Brands can learn social media and content lessons from ISIS argues NATO advisor



Brands have a lot to learn around the content space from terrorist organisation ISIS, argues a NATO social media advisor.

Speaking at the PRIA National Conference in Hobart Nicole Matejic, the CEO of Social Monster, said the way ISIS, or DAESH as they are known in Arabic, had identified a gap in the media market and had used social media to connect with audiences offered a key lesson for brands not properly utilising social media. 

“If you can get your SEO right, whether we’re talking about war or a crisis, the first thing people will see when they Google you is your three top pieces of content. It is easy to do,” she said. “It’s a sure win for information dominance.”

Matejic dismissed the PR industry’s preoccupation with engagement when it comes to content.

“When you’re putting out a campaign, don’t think about engagement think about conversion. I’m not interested in how many Facebook likes, or comments you got,” she said.

“I’m interested in how many people watched that video or how many people clicked that link and visited your website and what they did after that? How long did they stay? Did they buy something? Where is your conversions?

“Otherwise all of this is for naught. It’s just another piece of content on their scrolling feed.”

She said it’s important to remember the goal of entering the content space.

“Governments are in the business of staying in power. Terrorists like to sell an ideology and terrorise people. The media is in the business of selling news – the media is in it for profit, it’s not a non-profit exercise. And citizens are in the business of surivival.”

“You need to start telling stories for your own brands or clients or somebody else will. They will walk into that information vacuum because no one else is there.

“It’s how Daesh have actually created this whole media empire because nobody was there. They saw a gap in the media landscape and they just took it.

“If you’ve got a client or you’re working for a company that has no media footprint, it’s really easy for someone to impersonate them or exploit them or their competitor to go and own that complete landscape.”

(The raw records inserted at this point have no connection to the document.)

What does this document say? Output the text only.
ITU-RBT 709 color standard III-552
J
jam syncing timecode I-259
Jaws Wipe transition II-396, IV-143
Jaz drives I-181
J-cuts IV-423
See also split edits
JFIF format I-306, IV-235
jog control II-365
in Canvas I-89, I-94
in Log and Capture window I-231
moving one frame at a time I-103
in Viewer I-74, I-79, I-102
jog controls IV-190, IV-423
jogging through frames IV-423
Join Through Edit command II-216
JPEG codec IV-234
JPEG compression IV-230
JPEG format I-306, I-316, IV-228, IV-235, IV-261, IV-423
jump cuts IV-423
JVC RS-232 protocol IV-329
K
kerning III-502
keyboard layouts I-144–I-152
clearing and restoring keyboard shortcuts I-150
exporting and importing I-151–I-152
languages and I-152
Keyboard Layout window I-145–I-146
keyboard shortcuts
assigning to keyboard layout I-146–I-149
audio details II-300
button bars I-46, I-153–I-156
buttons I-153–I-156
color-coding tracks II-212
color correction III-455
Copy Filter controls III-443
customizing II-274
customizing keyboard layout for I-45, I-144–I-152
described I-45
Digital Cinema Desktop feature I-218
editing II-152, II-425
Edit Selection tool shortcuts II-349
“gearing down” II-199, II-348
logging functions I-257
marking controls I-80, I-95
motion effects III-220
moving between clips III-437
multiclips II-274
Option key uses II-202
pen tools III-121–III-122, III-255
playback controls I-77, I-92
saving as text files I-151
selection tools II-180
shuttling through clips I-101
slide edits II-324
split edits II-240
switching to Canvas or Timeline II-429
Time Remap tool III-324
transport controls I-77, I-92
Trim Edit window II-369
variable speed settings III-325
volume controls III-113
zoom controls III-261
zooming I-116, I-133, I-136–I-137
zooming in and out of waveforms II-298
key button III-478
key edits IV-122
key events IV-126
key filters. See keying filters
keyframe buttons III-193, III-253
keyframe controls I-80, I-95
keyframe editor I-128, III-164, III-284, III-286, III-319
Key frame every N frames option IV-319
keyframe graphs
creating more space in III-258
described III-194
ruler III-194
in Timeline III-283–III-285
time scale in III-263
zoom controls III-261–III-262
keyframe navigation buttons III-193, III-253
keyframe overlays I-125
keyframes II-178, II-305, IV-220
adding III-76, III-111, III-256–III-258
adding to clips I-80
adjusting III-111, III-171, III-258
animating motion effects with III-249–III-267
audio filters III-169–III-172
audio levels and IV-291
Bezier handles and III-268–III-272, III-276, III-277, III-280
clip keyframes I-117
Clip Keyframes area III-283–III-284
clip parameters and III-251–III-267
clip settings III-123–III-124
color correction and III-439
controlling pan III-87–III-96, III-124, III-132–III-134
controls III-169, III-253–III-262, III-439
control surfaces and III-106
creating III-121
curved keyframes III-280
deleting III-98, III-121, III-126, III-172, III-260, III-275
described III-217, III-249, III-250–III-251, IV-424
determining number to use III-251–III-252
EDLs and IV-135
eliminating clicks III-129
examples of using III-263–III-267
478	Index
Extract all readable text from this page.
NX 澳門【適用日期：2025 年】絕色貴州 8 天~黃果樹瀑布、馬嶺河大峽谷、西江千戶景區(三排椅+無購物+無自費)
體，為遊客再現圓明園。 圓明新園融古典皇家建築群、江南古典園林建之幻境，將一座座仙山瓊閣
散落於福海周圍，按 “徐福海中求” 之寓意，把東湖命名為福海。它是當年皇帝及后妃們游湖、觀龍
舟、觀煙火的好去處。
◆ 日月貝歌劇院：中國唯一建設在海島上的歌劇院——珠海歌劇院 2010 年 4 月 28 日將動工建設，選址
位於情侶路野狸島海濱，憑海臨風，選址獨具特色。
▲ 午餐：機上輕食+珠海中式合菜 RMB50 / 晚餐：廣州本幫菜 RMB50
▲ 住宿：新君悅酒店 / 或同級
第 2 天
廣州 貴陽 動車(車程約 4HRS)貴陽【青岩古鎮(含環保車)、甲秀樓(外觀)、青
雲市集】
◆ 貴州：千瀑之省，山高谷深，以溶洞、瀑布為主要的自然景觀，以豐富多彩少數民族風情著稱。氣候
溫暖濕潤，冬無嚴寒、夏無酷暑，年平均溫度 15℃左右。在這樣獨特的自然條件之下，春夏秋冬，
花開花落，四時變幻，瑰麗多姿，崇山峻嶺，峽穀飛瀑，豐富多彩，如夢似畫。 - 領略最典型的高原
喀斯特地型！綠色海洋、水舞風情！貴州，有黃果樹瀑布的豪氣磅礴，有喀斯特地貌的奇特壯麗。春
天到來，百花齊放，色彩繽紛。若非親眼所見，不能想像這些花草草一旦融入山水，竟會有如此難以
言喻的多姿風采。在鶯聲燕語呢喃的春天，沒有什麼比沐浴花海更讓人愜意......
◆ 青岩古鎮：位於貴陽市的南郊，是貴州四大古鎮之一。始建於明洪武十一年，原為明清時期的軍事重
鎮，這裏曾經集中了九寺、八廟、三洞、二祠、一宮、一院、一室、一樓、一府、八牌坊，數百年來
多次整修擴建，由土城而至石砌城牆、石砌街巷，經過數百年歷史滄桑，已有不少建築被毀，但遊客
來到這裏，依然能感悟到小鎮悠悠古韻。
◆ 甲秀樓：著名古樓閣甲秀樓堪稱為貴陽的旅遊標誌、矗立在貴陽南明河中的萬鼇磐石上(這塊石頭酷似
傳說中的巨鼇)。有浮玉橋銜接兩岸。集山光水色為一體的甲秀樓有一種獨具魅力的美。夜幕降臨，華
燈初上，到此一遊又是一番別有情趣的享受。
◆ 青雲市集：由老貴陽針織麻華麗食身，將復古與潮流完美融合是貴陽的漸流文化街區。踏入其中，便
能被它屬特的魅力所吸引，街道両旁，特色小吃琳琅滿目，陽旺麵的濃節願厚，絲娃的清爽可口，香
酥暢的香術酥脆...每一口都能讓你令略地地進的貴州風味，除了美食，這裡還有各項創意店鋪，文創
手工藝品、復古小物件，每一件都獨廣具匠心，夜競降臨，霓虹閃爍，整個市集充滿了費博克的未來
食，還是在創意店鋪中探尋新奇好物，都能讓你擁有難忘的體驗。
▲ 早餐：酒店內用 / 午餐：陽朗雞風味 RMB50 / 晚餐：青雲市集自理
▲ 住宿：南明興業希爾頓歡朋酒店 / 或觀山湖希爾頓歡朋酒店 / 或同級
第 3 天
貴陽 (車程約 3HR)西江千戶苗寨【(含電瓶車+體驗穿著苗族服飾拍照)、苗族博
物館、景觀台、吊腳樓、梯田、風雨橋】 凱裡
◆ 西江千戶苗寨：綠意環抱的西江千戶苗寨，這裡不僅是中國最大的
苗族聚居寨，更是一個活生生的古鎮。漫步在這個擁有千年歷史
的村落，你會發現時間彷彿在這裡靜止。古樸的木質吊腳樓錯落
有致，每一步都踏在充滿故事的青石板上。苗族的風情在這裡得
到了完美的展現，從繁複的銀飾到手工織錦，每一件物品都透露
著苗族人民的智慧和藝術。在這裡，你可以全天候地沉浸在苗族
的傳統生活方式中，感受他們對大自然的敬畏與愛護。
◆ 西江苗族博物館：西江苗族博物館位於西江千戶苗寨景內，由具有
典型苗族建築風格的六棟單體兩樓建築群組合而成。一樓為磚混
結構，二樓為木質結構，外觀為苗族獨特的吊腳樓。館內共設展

In light of the rise of social media and how brands and media companies can use it to distribute a message, Matejic suggested the death of the media release is imminent.

“It’s on its way out,” she said.  “In a content environment, if I can serve up to you a video and it gives a corporate statement, does the media then spend the time on it and give it to a  journalist or do they just grab that content and suddenly your video is front page news?”